Coherent control of the nitrogen-vacancy (NV) center in diamond’s triplet spin state has traditionally been accomplished with resonant ac magnetic fields. Here, we show that high-frequency stress resonant with the spin state splitting can also coherently control NV center spins. Because this mechanical drive is parity non-conserving, controlling spins with stress enables direct access to the magnetically forbidden |−1〉↔|+1〉 spin transition. Using a bulk-mode mechanical microresonator fabricated from single-crystal diamond, we apply intense ac stress to the diamond substrate and observe mechanically driven Rabi oscillations between the |−1〉 and |+1〉 states of an NV center spin ensemble.
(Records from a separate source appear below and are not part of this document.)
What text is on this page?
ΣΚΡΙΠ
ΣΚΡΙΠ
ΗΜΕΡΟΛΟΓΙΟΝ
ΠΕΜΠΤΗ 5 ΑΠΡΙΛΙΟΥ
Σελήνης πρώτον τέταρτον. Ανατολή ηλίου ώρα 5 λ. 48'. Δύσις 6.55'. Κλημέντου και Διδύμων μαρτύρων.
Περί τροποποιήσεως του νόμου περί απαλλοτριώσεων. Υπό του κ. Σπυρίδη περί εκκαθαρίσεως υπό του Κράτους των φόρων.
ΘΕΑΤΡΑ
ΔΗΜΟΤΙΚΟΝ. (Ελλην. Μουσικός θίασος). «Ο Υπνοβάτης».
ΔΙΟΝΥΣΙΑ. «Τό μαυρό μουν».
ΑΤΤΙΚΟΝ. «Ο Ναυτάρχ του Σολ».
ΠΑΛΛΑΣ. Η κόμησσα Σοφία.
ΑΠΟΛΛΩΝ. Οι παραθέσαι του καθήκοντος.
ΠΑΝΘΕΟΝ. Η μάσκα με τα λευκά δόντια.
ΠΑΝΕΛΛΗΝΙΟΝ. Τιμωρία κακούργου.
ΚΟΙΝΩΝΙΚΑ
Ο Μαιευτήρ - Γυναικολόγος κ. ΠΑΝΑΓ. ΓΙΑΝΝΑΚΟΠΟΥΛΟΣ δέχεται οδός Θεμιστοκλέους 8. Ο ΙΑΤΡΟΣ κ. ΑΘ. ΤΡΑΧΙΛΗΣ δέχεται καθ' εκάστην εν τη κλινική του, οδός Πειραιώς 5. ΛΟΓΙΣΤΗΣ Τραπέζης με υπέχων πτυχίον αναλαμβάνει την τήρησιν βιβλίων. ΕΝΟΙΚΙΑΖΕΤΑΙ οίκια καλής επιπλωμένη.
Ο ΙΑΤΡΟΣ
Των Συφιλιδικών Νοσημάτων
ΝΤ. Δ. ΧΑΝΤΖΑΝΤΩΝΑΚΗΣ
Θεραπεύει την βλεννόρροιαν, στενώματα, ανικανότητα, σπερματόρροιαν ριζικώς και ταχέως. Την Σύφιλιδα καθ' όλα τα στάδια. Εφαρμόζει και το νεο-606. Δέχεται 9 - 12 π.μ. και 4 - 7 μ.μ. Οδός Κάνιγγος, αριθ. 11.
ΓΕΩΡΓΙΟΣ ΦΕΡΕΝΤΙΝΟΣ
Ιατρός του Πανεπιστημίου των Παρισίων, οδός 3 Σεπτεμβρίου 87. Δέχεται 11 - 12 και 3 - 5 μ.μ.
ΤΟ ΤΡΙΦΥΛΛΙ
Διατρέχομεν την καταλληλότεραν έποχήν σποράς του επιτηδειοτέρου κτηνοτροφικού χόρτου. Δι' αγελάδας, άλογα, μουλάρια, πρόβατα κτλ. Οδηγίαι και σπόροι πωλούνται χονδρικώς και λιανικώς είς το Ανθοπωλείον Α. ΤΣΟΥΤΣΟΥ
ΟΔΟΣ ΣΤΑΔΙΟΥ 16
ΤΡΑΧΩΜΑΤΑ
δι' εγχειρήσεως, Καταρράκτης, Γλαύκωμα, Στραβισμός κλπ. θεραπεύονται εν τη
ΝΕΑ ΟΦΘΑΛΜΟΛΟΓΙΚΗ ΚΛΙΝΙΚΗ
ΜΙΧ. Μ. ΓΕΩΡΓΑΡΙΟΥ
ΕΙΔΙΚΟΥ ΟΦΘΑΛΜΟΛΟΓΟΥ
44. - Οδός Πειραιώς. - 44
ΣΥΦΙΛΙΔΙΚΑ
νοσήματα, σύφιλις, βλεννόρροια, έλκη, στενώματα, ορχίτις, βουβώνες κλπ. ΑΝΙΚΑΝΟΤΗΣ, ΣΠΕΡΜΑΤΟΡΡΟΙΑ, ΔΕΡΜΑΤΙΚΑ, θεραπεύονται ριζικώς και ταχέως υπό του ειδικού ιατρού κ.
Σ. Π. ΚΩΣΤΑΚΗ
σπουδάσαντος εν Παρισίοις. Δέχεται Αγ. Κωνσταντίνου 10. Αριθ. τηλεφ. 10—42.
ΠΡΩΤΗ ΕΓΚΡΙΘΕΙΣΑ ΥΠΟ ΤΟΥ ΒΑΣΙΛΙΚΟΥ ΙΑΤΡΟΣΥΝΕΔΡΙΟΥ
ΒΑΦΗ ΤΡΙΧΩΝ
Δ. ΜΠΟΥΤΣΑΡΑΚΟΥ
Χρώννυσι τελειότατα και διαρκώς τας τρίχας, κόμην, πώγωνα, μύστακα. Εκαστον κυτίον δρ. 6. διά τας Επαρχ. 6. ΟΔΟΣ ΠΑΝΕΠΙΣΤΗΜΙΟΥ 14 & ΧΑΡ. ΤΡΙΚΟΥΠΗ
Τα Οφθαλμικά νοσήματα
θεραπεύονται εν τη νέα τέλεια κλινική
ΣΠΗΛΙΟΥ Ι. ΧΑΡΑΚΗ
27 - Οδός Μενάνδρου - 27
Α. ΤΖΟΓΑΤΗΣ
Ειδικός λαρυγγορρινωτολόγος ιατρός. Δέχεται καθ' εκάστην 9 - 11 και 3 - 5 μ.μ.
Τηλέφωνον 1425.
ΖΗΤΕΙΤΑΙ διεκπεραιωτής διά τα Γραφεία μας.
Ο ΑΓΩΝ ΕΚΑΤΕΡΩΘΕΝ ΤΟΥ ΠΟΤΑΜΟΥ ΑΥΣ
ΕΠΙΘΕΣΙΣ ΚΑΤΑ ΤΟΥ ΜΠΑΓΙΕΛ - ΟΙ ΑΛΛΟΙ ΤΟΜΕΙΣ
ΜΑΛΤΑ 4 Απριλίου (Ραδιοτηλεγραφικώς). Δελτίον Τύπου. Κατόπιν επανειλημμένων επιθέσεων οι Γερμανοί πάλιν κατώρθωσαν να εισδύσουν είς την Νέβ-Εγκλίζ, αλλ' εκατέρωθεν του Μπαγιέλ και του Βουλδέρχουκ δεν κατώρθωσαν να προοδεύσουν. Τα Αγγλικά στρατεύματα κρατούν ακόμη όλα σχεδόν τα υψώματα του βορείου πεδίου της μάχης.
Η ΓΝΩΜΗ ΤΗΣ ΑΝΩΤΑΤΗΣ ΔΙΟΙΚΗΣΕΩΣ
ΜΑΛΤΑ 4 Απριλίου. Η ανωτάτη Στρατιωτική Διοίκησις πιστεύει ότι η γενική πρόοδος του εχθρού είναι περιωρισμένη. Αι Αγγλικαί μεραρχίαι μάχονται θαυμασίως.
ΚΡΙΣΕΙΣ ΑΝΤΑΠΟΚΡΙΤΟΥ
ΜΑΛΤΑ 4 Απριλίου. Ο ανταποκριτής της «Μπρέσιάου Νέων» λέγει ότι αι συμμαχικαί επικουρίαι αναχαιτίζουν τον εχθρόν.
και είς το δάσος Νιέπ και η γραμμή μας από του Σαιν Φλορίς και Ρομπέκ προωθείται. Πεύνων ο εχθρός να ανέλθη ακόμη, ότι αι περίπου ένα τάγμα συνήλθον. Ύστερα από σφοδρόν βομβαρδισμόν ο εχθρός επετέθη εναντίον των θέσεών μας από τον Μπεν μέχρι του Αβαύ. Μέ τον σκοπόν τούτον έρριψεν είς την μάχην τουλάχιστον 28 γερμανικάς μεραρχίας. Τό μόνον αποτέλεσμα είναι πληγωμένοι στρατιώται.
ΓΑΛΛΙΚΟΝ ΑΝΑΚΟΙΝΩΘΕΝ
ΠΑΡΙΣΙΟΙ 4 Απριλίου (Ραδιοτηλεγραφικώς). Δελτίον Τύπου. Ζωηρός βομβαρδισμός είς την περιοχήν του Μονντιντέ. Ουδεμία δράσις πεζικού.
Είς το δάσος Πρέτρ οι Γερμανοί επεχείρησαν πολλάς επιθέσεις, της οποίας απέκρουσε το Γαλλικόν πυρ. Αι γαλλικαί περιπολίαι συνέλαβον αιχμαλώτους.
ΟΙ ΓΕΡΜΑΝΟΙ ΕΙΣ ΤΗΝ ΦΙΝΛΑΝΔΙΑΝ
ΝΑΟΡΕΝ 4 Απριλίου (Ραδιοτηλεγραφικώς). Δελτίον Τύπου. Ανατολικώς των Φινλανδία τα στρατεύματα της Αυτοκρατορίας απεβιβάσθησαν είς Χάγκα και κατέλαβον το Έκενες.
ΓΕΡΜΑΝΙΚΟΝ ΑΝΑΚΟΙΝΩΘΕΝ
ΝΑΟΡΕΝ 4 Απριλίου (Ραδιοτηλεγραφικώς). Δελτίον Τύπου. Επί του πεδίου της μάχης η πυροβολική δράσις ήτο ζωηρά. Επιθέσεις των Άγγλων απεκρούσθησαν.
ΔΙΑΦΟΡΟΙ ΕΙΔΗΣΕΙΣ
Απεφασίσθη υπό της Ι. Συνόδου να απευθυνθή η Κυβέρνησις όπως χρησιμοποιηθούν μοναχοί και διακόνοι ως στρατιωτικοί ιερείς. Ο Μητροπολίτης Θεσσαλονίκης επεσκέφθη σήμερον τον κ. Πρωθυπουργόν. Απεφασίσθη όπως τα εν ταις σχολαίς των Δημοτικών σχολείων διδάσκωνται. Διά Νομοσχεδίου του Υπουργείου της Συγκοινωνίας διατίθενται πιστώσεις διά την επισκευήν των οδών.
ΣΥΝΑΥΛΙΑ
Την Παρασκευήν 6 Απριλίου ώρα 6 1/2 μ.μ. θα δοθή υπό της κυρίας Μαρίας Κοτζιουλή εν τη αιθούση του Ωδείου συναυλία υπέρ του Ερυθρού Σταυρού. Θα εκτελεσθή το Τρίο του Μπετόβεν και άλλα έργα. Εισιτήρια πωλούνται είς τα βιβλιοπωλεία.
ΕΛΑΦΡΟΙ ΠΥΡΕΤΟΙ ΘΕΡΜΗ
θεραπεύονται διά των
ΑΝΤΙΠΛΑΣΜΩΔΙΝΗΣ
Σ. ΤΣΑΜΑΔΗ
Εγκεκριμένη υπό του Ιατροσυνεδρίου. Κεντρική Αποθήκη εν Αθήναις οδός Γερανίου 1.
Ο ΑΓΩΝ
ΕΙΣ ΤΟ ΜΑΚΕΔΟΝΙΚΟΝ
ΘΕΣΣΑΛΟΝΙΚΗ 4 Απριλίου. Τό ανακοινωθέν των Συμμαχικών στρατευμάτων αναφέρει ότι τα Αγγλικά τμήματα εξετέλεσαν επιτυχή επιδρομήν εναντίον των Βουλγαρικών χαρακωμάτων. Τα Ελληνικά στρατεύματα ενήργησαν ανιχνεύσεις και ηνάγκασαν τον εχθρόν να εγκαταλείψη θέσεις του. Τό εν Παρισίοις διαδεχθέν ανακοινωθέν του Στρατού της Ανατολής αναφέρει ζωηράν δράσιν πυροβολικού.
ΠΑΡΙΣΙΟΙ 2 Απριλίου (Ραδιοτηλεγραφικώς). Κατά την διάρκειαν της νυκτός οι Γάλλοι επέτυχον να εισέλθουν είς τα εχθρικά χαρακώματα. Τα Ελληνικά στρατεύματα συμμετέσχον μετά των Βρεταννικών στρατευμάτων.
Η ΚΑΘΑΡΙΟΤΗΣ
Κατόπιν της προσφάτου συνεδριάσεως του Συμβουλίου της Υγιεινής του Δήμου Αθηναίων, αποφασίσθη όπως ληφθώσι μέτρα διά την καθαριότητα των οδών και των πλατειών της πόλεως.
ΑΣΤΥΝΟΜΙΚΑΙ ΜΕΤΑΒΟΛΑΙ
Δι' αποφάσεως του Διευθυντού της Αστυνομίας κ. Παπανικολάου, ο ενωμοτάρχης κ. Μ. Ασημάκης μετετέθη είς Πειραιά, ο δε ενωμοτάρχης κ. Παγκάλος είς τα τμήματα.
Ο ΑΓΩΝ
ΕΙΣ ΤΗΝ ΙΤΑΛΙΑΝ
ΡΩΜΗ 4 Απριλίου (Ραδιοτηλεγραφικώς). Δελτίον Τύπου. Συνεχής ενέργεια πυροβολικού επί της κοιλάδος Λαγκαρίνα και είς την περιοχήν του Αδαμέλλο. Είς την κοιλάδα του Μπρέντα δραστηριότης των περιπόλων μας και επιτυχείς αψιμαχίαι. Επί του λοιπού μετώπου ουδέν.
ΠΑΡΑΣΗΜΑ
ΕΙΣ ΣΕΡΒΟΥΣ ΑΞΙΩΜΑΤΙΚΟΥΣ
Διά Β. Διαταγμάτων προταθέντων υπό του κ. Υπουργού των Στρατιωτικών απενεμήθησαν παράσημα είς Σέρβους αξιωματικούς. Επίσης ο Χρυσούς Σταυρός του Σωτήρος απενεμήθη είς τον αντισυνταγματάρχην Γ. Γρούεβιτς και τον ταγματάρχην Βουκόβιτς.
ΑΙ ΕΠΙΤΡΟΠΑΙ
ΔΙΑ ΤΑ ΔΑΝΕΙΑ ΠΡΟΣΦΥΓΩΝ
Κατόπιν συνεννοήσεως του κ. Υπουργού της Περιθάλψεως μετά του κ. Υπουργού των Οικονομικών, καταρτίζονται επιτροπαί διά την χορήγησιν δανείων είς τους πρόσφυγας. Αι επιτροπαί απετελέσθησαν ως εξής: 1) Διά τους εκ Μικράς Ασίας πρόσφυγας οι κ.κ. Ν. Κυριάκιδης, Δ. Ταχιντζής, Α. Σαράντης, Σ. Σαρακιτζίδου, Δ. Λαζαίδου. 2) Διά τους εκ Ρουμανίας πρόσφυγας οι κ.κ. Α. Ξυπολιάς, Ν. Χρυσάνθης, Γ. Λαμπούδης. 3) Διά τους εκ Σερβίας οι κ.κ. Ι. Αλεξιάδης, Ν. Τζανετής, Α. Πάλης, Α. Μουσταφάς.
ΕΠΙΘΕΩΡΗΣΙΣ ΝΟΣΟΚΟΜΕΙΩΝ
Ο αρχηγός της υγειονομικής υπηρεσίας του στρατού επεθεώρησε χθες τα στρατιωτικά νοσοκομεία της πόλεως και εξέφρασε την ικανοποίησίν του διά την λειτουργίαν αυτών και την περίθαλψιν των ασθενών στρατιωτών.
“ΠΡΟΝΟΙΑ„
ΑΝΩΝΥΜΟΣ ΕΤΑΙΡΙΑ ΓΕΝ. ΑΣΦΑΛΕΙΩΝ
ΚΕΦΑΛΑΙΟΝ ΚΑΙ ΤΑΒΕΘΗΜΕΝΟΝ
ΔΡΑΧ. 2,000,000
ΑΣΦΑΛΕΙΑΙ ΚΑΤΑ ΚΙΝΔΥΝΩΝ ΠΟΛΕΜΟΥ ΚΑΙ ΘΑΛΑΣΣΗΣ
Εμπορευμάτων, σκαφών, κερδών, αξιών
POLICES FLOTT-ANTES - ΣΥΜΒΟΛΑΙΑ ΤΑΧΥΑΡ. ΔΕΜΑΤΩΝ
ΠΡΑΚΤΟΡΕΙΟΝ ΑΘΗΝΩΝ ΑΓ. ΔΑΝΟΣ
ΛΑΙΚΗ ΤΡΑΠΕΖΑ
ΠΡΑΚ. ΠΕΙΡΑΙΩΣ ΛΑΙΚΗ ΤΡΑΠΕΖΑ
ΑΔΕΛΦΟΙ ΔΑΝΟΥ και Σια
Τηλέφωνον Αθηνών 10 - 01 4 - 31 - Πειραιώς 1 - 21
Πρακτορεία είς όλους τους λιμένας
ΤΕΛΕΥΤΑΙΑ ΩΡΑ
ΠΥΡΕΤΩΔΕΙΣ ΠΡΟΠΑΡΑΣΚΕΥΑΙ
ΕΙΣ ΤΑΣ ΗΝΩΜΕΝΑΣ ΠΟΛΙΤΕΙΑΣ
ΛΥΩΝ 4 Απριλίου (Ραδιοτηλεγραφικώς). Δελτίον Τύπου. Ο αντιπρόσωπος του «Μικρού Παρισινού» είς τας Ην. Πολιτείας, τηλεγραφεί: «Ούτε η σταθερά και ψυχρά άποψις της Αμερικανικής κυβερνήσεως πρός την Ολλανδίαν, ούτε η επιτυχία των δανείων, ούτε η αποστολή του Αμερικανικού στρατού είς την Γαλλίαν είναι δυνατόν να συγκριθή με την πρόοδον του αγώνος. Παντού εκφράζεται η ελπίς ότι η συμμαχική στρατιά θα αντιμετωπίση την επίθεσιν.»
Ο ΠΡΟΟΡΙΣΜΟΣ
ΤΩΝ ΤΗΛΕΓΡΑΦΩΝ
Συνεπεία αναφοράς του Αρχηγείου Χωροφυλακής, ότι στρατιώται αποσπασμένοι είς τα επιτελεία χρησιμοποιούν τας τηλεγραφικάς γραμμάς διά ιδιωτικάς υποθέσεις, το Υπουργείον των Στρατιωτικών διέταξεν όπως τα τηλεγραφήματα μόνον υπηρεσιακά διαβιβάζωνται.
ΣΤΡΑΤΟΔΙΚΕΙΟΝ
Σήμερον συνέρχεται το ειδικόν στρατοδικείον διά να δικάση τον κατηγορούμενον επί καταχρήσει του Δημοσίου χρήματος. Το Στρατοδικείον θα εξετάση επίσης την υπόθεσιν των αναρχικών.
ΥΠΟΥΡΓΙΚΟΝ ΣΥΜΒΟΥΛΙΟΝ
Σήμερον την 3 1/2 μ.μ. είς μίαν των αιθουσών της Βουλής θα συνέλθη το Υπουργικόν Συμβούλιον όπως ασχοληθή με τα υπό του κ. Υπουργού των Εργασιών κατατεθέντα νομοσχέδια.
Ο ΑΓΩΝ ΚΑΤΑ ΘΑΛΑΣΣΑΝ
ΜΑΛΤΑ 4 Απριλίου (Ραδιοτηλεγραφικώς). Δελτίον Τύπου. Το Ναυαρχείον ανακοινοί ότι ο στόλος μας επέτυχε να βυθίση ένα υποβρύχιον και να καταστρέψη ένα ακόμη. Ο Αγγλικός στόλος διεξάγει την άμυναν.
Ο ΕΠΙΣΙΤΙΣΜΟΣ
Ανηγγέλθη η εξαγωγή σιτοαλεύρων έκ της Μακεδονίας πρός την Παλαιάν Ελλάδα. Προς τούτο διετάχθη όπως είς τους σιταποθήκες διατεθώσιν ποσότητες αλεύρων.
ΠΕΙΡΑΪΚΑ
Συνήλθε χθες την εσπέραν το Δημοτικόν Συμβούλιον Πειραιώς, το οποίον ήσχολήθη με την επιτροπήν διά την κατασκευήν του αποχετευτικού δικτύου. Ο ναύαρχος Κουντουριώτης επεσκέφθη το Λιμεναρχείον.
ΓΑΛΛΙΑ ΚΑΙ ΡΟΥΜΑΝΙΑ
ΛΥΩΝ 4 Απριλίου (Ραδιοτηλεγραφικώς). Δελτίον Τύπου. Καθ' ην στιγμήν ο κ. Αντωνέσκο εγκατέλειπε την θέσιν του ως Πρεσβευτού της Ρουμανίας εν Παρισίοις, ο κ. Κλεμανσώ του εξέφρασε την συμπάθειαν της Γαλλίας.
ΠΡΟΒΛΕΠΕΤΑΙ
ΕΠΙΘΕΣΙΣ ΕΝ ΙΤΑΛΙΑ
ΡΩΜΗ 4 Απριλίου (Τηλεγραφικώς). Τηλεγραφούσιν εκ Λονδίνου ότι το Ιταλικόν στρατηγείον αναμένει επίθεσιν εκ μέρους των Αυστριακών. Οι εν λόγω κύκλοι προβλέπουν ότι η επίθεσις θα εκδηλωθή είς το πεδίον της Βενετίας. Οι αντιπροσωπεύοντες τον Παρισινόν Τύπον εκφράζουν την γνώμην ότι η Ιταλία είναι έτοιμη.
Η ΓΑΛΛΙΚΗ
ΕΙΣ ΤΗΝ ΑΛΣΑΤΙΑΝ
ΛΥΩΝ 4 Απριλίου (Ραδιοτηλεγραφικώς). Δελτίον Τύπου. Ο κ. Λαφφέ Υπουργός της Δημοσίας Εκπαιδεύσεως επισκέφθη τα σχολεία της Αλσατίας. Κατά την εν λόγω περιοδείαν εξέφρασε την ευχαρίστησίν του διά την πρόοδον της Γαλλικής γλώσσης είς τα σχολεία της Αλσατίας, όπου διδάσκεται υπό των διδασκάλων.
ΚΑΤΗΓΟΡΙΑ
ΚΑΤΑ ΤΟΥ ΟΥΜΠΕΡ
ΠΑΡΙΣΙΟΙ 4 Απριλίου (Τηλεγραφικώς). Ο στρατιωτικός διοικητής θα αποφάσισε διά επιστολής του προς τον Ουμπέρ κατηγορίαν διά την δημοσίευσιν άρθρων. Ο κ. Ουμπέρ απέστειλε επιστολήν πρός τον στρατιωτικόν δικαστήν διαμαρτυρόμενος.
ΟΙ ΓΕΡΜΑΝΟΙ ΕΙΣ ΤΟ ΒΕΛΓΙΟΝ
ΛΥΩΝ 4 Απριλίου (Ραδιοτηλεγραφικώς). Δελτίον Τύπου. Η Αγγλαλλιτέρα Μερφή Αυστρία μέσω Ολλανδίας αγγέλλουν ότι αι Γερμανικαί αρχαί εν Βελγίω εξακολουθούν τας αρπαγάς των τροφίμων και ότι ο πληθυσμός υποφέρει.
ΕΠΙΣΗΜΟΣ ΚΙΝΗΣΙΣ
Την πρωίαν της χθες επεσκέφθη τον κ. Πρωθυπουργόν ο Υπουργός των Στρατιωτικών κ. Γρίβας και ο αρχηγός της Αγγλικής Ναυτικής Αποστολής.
Additionally, we measure the inhomogeneous spin dephasing time (T2*) of the spin ensemble within this {−1,+1} subspace using a mechanical Ramsey sequence and compare it to the dephasing times measured with a magnetic Ramsey sequence for each of the three spin qubit combinations available within the NV center ground state. These results demonstrate coherent control of a spin with a mechanical resonator and could lead to the creation of a phase-sensitive Δ-system inside the NV center ground state with potential applications in quantum optomechanics and metrology.